In realtà non c'è stato bisogno di particolari corteggiamenti.
«Ho militato in questo club per una ventina d'anni, tra Eccellenza, Promozione, Prima Categoria; mi sono tolto diverse soddisfazioni, ho avuto la fortuna di vincere diversi campionati e di trascorrere dei bei momenti con la società e con il presidente. Riprendere il discorso con loro è stato un piacere».
Soprattutto dopo l'epilogo non proprio felicissimo con il club di Gianni Pireddu.
«Il rapporto con il Senorbì non si è rotto, ci tengo a precisarlo.
Ho soltanto preso una decisione che probabilmente in quel momento nessuno si aspettava, ma mi trovavo benissimo: avevo un ottimo rapporto con il presidente, con il paese e con i giocatori.
A conferma di quanto dico, c'è il fatto che mi hanno richiamato per questa stagione, ma io avevo dato già la mia parola al Mandas».
Il tecnico espone la sua versione dei fatti:
«E' successo tutto in 5 secondi, si è scritto molto, ma la verità è molto più semplice: c'è stata una piccola divergenza a proposito del comportamento di uno degli elementi più anziani della rosa, e ho messo la società di fronte ad un bivio: o lui, o me.

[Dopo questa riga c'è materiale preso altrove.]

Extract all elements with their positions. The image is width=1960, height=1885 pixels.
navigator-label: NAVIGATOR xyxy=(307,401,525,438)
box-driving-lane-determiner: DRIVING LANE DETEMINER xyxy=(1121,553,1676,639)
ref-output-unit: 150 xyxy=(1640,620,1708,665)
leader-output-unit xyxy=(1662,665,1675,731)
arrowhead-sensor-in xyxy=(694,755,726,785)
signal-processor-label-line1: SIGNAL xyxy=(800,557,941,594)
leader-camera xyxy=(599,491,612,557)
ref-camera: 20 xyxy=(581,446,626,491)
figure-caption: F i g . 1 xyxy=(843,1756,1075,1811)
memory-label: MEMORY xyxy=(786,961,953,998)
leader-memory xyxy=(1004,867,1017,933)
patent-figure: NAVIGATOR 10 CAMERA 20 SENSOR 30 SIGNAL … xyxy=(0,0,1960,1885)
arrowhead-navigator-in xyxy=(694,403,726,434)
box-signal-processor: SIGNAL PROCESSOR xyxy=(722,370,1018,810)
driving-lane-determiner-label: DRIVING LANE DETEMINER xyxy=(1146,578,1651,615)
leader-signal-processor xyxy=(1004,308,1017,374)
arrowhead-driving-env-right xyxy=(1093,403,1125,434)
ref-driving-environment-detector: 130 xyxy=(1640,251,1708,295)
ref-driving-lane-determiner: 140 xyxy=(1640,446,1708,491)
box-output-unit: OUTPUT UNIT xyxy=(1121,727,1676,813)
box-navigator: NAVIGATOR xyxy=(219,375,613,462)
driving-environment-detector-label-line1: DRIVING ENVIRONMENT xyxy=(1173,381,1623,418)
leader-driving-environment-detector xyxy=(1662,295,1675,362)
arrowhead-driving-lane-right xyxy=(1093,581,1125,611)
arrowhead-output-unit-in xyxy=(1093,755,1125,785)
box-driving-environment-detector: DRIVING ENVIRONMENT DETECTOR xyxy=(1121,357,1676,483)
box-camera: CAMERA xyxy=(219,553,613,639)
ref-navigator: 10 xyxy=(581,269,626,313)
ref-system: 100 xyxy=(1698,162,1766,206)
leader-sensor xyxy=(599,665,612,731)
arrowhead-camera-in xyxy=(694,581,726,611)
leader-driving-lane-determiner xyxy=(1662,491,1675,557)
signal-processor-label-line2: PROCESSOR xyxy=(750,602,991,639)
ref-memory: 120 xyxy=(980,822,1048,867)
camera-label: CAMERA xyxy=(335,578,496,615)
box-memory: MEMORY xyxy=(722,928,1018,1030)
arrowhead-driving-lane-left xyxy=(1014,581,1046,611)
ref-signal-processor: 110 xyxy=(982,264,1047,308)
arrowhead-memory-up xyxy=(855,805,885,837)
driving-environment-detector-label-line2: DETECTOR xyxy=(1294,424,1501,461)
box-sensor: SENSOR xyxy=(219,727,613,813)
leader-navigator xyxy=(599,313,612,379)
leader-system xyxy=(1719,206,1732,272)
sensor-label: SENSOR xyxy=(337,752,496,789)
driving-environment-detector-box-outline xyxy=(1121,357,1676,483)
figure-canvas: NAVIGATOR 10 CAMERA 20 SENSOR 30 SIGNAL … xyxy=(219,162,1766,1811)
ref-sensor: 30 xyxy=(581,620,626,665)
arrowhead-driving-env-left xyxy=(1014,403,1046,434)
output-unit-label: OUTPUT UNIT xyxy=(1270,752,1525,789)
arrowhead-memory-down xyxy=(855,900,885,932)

Volevo togliere l'imbarazzo della scelta alla dirigenza, parliamo comunque sia di un ragazzo che vestiva la casacca del Senorbì da 20 anni, e me ne sono andato via io.
Hanno fatto di tutto per convincermi a sposare nuovamente il loro progetto, porterò con me questa esperienza con grandissimo affetto, anche alla luce dei risultati che abbiamo conquistato».
Archiviati i ricordi, il presente reclama il suo spazio: domenica in programma c'è la trasferta con l'Armungia.
«Conosco giusto due o tre giocatori, in particolare uno, Saba, che avrei voluto allenare alcuni anni fa, ma non se ne fece nulla.
Son sicuro che faranno una partita gagliarda, ci terranno molto a fare bella figura di fronte al loro pubblico.
Per poterla vincere dovremo dare il massimo, mi auguro sia una bella partita».